Cybersecurity in 2023
The world has shifted from IoT to the IoE: the Internet of Everything and artificial intelligence. Cybersecurity integration simply struggles to keep up. It’s a constant cat-and-mouse race where hackers always find security gaps that they can target and then exploit. Indeed, AI and machine learning are used by attackers and defenders alike, just as bank robbers once used the very same type of cars as the police who chased them. Attackers use AI to craft even more convincing social engineering and malware attacks while defenders have to develop even smarter cybersecurity tools to detect and block threats. Security has adapted through the implementation of single-vendor end-to-end network cybersecurity platforms known as Secure Access Service Edge (or SASE), which bring advanced security to the edge and enforce access controls based on Zero Trust, threat intelligence, incident response, and 24/7 Security Operations Center. Barracuda experts say that the widespread adoption of AI will continue, which will have significant repercussions on companies, society, and geopolitical stability. AI will also enable Security Operations Centers to be more intuitive and responsive, improving the speed of detection, understanding, and mitigation of complex incidents.

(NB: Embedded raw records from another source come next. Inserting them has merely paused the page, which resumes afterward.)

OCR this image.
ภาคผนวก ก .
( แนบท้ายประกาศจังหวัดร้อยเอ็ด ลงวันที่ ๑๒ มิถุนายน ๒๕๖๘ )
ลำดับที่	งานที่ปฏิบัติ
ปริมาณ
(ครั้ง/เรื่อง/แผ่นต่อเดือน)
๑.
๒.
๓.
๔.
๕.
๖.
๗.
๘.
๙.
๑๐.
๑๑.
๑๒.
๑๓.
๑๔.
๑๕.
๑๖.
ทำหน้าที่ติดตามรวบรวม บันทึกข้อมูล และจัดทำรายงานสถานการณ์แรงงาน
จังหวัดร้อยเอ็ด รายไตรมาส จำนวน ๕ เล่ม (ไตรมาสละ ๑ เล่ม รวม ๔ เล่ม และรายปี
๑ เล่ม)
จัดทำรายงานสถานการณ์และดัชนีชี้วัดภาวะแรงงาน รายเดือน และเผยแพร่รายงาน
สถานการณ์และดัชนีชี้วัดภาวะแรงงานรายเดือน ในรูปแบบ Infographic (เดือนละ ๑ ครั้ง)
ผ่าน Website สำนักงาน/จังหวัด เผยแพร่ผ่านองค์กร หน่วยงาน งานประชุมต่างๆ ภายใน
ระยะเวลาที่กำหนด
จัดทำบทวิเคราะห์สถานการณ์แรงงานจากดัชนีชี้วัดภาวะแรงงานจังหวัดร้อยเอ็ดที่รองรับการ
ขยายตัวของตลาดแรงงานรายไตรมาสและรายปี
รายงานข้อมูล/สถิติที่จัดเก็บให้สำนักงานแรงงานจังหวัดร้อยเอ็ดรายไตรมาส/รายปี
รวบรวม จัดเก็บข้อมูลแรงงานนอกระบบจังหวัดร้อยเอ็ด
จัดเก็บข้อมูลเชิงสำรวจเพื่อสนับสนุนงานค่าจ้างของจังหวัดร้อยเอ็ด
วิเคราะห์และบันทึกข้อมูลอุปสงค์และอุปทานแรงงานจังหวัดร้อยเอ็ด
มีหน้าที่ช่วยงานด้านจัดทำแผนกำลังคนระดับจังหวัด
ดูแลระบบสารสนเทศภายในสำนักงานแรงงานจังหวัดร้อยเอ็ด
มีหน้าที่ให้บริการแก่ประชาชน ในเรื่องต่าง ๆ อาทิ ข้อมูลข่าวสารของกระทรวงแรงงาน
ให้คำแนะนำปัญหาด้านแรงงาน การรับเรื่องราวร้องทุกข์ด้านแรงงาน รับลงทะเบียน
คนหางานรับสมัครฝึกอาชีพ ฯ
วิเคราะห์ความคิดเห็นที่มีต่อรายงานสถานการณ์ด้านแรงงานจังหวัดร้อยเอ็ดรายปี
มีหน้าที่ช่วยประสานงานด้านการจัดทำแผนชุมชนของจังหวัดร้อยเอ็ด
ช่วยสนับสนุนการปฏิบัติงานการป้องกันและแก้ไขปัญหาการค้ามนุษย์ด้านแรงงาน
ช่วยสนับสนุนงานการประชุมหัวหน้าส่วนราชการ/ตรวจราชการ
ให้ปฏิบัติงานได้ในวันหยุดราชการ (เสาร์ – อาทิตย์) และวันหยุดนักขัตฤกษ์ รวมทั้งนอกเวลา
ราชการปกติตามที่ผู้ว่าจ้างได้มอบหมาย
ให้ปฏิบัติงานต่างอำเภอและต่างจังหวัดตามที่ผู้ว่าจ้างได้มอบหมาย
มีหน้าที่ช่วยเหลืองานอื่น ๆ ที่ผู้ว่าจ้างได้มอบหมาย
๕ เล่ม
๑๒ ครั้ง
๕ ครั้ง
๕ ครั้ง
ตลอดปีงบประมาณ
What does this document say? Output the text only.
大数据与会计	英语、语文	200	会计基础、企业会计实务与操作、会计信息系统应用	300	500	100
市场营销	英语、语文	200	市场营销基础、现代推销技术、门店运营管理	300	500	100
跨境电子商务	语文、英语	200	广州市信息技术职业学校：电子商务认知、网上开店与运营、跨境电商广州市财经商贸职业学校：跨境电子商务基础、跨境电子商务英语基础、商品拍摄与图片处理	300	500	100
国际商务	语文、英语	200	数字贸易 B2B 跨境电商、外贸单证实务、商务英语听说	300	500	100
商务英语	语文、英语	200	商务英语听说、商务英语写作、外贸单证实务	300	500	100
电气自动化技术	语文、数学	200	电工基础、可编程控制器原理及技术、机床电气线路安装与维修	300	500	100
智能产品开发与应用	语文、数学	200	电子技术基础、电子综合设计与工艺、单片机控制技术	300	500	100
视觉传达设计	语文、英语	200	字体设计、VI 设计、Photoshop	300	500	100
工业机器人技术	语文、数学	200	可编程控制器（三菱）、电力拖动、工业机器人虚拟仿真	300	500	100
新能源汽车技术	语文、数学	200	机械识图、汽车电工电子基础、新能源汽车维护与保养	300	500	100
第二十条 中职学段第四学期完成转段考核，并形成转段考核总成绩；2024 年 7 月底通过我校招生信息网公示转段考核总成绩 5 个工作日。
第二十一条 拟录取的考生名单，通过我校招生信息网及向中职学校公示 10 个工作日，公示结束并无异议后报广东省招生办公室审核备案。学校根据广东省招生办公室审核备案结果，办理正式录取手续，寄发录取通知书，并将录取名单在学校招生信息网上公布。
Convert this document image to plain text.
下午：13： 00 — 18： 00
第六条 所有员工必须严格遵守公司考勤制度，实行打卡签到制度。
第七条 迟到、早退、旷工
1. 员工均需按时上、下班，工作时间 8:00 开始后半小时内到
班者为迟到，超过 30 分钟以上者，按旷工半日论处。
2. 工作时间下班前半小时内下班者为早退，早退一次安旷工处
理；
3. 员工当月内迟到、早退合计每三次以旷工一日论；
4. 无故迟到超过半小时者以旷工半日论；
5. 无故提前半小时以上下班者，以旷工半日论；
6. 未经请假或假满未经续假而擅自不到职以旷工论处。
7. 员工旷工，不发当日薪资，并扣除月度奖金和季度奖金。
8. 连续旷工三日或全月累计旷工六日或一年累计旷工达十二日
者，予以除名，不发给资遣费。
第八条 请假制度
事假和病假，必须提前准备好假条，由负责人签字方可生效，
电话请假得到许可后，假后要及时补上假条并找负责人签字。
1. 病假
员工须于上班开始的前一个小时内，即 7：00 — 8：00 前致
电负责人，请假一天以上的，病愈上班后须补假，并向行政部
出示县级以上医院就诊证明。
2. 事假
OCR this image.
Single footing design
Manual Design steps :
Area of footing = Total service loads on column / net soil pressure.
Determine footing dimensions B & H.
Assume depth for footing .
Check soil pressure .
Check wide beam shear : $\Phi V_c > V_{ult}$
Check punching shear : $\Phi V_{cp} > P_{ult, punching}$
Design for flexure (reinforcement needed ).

Beyond AI there is quantum computing, which could have a major impact on cybersecurity, even compared to the ability to crack traditional cryptography. In December 2022, US President Joe Biden signed into law the Quantum Computing Security Preparations Act, which sets out a number of obligations for federal agencies to prepare for their transition to quantum cryptography. Still, it’s unclear to what extent quantum computing will achieve its purported capabilities. Current research has shown that the inherent instability of qubits has limited performance and, therefore, high-performance and reliable quantum computers capable of tackling and breaking cutting-edge encryption algorithms are still more of a probability than a certainty. Still, given the tandem development of virus and anti-virus, it has become ever more important to remain ahead of the curve. Quantum security must be developed before quantum viruses. Quantum computing may offer unprecedented cybersecurity, but it also has the potential for quantum-level threats. Cybersecurity must tackle quantum computers before these become a reality.